United States or Monaco ? Vote for the TOP Country of the Week !


Vijfde Vertelling. Guidotto van Cremona laat aan Giacomina van Pavia een dochter achter en sterft. Zij wordt bemind door Giannuol di Severino en Minghino di Mingole in Faënza. Zij twisten met elkaar. Wanneer men ontdekt, dat zij een zuster is van Giannòle, wordt zij aan Minghino tot vrouw gegeven.

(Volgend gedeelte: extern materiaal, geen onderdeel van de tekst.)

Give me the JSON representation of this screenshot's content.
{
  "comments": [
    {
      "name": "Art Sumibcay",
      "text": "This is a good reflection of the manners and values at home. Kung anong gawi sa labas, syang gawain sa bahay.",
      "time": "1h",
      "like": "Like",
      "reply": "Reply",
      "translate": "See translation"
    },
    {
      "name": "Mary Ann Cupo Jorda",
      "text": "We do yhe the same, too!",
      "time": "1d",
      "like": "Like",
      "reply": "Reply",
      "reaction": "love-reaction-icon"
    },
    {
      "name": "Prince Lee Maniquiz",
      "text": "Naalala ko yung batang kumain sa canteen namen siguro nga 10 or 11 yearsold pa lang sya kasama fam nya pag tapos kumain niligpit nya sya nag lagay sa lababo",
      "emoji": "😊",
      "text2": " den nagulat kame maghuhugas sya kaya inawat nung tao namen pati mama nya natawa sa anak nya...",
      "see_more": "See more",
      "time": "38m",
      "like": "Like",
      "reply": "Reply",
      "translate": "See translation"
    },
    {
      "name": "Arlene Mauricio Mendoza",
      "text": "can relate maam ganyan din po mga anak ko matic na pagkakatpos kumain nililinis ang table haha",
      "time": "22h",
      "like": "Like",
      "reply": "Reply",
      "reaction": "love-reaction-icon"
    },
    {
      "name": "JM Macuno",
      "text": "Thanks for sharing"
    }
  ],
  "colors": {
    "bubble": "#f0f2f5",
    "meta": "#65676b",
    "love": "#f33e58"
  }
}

De meid van den anderen kant, die daar niet van wist, deed om Minghino weten, dat Giacomino niet thuis avondmaalde en zeide hem, dat hij nabij het huis moest blijven, tot zij een teeken zou geven en hij dan zich er heen zou begeven en binnen moest komen.

De een heette Giannole di Severino en de andere Minghino di Mingole. Daar zij al vijftien jaar was, hadden beide haar gaarne getrouwd, als het door hun ouders zou toegestaan zijn; daarom ziende, dat zij hun op eerlijke wijze werd ontnomen, zocht elk van hen naar het beste middel om haar toch te krijgen.

De kapitein van de stad kwam dit te weten en toen hij hoorde, dat Giannole, dien hij gevangen had genomen, de zoon was van Bernarbuccio en de eigen broeder van het jonge meisje, meende hij, dat hij eendoor hem begane overtreding met goedmoedigheid door de vingers moest zien en nadat hij zich hierover met Bernabuccio en Giacomino had verstaan, wist hij ook Giannole en Minghino vrede te doen sluiten.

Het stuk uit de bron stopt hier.